Hi,
I’m trying to implement the PPO algorithm on a simple custom Mujoco environment where a Tiago robot should push a cube in a circular area. I want to implement the algorithm by relying on input frames given by env.render(). However, since I did not find any implementation on GitHub in continuous action spaces using frames I wanted to ask if the same strategy applied in the original DDPG paper works also for PPO.

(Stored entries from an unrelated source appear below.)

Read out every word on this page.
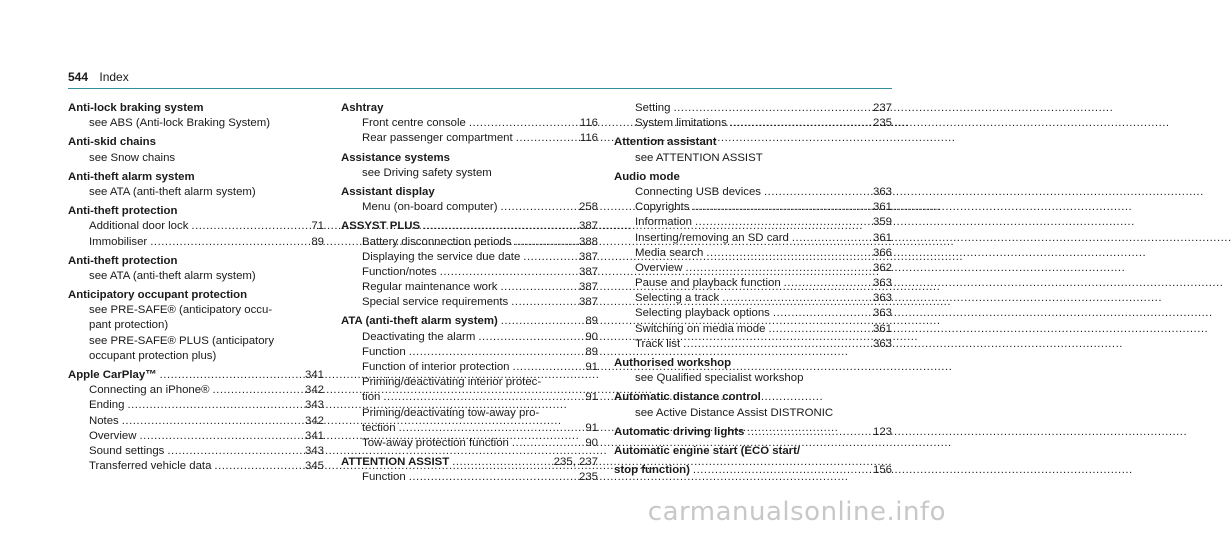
544 Index
Anti-lock braking system
see ABS (Anti-lock Braking System)
Anti-skid chains
see Snow chains
Anti-theft alarm system
see ATA (anti-theft alarm system)
Anti-theft protection
Additional door lock .....	71
Immobiliser .....	89
Anti-theft protection
see ATA (anti-theft alarm system)
Anticipatory occupant protection
see PRE-SAFE® (anticipatory occu-
pant protection)
see PRE-SAFE® PLUS (anticipatory
occupant protection plus)
Apple CarPlay™ .....	341
Connecting an iPhone® .....	342
Ending .....	343
Notes .....	342
Overview .....	341
Sound settings .....	343
Transferred vehicle data .....	345
Ashtray
Front centre console .....	116
Rear passenger compartment .....	116
Assistance systems
see Driving safety system
Assistant display
Menu (on-board computer) .....	258
ASSYST PLUS .....	387
Battery disconnection periods .....	388
Displaying the service due date .....	387
Function/notes .....	387
Regular maintenance work .....	387
Special service requirements .....	387
ATA (anti-theft alarm system) .....	89
Deactivating the alarm .....	90
Function .....	89
Function of interior protection .....	91
Priming/deactivating interior protec-
tion .....	91
Priming/deactivating tow-away pro-
tection .....	91
Tow-away protection function .....	90
ATTENTION ASSIST .....	235, 237
Function .....	235
Setting .....	237
System limitations .....	235
Attention assistant
see ATTENTION ASSIST
Audio mode
Connecting USB devices .....	363
Copyrights .....	361
Information .....	359
Inserting/removing an SD card .....	361
Media search .....	366
Overview .....	362
Pause and playback function .....	363
Selecting a track .....	363
Selecting playback options .....	363
Switching on media mode .....	361
Track list .....	363
Authorised workshop
see Qualified specialist workshop
Automatic distance control
see Active Distance Assist DISTRONIC
Automatic driving lights .....	123
Automatic engine start (ECO start/
stop function) .....	156
carmanualsonline.info
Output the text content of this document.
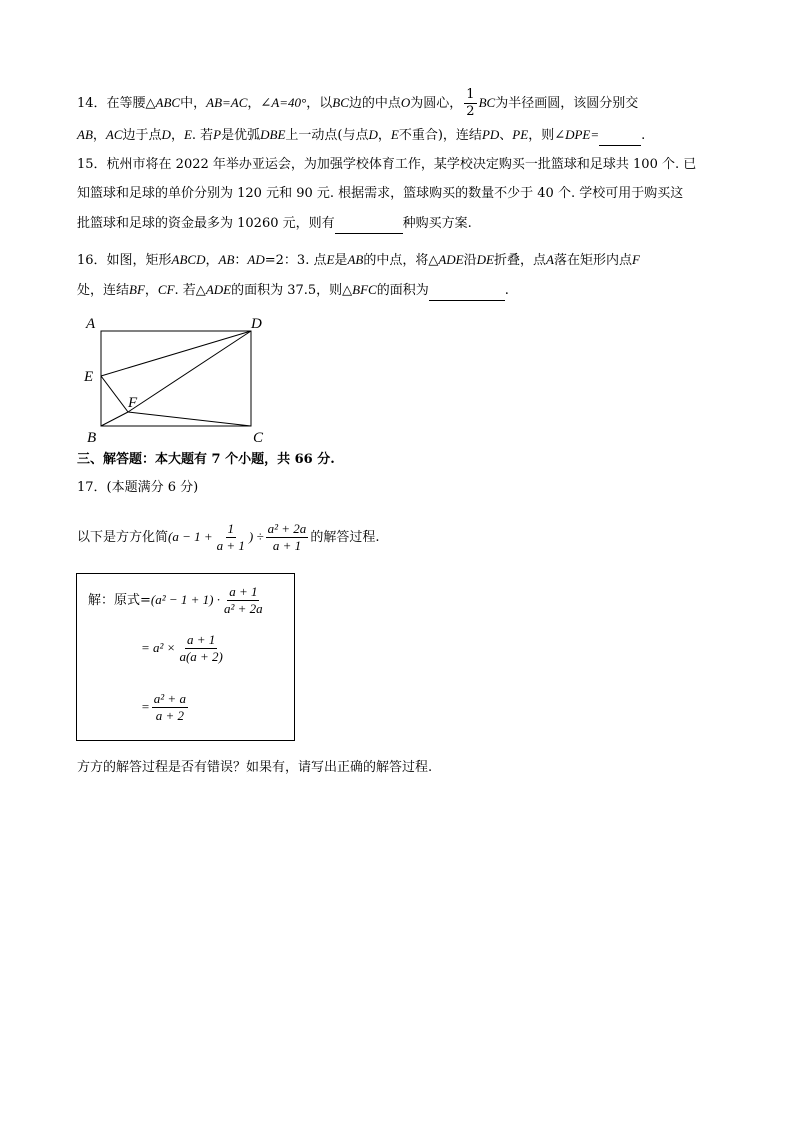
14．在等腰△ABC中，AB=AC，∠A=40°，以BC边的中点O为圆心， $\frac{1}{2}$ BC为半径画圆，该圆分别交
AB，AC边于点D，E. 若P是优弧DBE上一动点(与点D，E不重合)，连结PD、PE，则∠DPE=	.
15．杭州市将在 2022 年举办亚运会，为加强学校体育工作，某学校决定购买一批篮球和足球共 100 个. 已
知篮球和足球的单价分别为 120 元和 90 元. 根据需求，篮球购买的数量不少于 40 个. 学校可用于购买这
批篮球和足球的资金最多为 10260 元，则有	种购买方案.
16．如图，矩形ABCD，AB：AD=2：3. 点E是AB的中点，将△ADE沿DE折叠，点A落在矩形内点F
处，连结BF，CF. 若△ADE的面积为 37.5，则△BFC的面积为	.
A	D
E
F
B	C
三、解答题：本大题有 7 个小题，共 66 分.
17．(本题满分 6 分)
以下是方方化简($a - 1 + \frac{1}{a + 1}$ ) ÷ $\frac{\text{a² + 2a}}{a + 1}$ 的解答过程.
解：原式$=(a^2 - 1 + 1) \cdot \frac{a + 1}{\text{a² + 2a}}$
= $a^2 \times \frac{a + 1}{a(a + 2)}$
= $\frac{\text{a² + a}}{a + 2}$
方方的解答过程是否有错误？如果有，请写出正确的解答过程.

In particular, the paper states:
“…In all tasks, we ran experiments using both a low-dimensional state description (such as joint angles and positions) and high-dimensional renderings of the environment. As in DQN (Mnih et al., 2013; 2015), in order to make the problems approximately fully observable in the high dimensional environment we used action repeats. For each timestep of the agent, we step the simulation 3 timesteps, repeating the agent’s action and rendering each time. Thus the observation reported to the agent contains 9 feature maps (the RGB of each of the 3 renderings) which allows the agent to infer velocities using the differences between frames. The frames were downsampled to 64x64 pixels and the 8-bit RGB values were converted to floating point scaled to [0, 1]. See supplementary information for details of our network structure and hyperparameters…”
I also followed the same strategy for PPO because in Atari Games, the same methodology of stacking frames is used no matter the algorithm you use (e.g. A2C, A3C and DQN) and I thought that this assumption is true also for continuous action spaces.
Do you think it could work or is this only for DDPG?